Example 1.2 Synthesis of PEGDN using continuous flow and nitric acid and concentrated sulphuric acid

Example 1 .2 corresponds to FIG. 2, i.e. the preparation of the PEGDN uses 50 ml of strong sulphuric acid (i.e., 80-99 weight % or 96-98 weight %) and dilute nitric acid (i.e. 50-70 weight % or 60 weight %) instead of only using the strong nitric acid. Also, the preparation of the PEGDN includes use of 50 ml of pure PEG. It may be evident to those skilled in the art that the preparation Example 1 .2 follows the same subsequent steps as explained in Example 1 .1 .

Example 2 Retrieval of Ammonium Nitrate Example 2 corresponds to both FIGS. 1 and 2, i.e. the PEGDN separates out of solution during the addition of the ammonium hydroxide as the pH is approaching neutrality. The two phase liquid product is then fed into a continuous separation arrangement and the PEGDN thus is recovered using a hydrophobic solvent which is one of methylene chloride and similar polyhalogenated hydrocarbons, a hexane, a pentane or a silicone. After phase separation two products are obtained. The first is the required product, PEGDN. The second is a solution of ammonium nitrate, which is a well known fertiliser.

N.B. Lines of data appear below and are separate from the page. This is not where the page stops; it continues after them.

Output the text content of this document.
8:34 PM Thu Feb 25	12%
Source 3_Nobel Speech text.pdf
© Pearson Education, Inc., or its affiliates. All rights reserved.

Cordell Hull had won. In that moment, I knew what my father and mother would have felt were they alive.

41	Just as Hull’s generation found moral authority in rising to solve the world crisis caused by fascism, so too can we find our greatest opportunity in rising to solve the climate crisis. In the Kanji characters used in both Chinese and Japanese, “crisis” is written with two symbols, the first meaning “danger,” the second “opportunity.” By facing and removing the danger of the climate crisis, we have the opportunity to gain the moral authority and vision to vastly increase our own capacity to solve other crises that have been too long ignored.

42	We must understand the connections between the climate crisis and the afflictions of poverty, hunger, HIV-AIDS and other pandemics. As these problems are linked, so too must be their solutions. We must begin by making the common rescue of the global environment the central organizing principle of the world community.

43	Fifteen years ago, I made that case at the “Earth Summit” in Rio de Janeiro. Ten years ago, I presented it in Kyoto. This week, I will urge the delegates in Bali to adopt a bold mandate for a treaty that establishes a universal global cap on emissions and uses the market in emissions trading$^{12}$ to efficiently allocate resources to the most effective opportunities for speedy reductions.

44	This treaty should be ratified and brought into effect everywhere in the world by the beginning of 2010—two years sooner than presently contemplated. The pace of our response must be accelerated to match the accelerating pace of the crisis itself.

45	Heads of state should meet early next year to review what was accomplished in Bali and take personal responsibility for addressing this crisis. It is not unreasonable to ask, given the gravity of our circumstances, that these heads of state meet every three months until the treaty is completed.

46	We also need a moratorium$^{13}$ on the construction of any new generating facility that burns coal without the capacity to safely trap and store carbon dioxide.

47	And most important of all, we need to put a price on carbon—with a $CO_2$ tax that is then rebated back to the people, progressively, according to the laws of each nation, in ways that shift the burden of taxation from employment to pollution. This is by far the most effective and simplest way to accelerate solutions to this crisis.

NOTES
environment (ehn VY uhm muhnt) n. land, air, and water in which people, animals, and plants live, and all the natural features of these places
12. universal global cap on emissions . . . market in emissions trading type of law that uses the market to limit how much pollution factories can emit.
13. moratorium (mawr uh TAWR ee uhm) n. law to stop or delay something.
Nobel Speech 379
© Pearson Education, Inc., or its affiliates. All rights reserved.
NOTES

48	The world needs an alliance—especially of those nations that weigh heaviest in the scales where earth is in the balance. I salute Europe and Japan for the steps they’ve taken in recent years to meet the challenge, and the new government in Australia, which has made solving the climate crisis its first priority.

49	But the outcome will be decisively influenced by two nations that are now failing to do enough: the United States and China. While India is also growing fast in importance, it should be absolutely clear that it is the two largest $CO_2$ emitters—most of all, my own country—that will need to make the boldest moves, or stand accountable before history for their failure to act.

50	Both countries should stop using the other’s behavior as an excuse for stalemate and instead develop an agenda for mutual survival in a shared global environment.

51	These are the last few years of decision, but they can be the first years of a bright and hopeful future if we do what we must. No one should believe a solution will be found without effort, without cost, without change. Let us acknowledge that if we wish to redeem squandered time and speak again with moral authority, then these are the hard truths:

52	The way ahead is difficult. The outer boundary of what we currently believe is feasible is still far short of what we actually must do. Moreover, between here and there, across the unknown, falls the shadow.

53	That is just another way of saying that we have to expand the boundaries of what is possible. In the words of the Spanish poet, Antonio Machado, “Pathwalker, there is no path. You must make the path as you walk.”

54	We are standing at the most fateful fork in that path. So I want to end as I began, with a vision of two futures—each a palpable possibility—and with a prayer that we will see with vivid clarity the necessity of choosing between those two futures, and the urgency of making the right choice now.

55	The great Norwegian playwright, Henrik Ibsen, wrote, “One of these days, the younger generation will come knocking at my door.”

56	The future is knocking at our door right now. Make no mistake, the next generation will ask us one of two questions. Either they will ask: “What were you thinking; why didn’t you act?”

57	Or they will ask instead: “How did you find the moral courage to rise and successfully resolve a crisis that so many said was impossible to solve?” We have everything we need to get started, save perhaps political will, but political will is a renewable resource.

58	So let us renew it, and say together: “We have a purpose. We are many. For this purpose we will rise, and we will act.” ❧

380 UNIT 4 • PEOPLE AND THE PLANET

Further, the aforementioned PEGDN and similar additives can be added to fuels, for example alcohols, heavy fuel oil, LNG, PNG and similar. Such alcohols include, for example: ethanol, methanol.

Modifications to embodiments of the disclosure described in the foregoing are possible without departing from the scope of the disclosure as defined by the accompanying claims. Expressions such as "including", "comprising", "incorporating", "consisting of", "have", "is" used to describe and claim the present disclosure are intended to be construed in a non-exclusive manner, namely allowing for items, components or elements not explicitly described also to be present. Reference to the singular is also to be construed to relate to the plural. Numerals included within parentheses in the accompanying claims are intended to assist understanding of the claims and should not be construed in any way to limit subject matter claimed by these claims.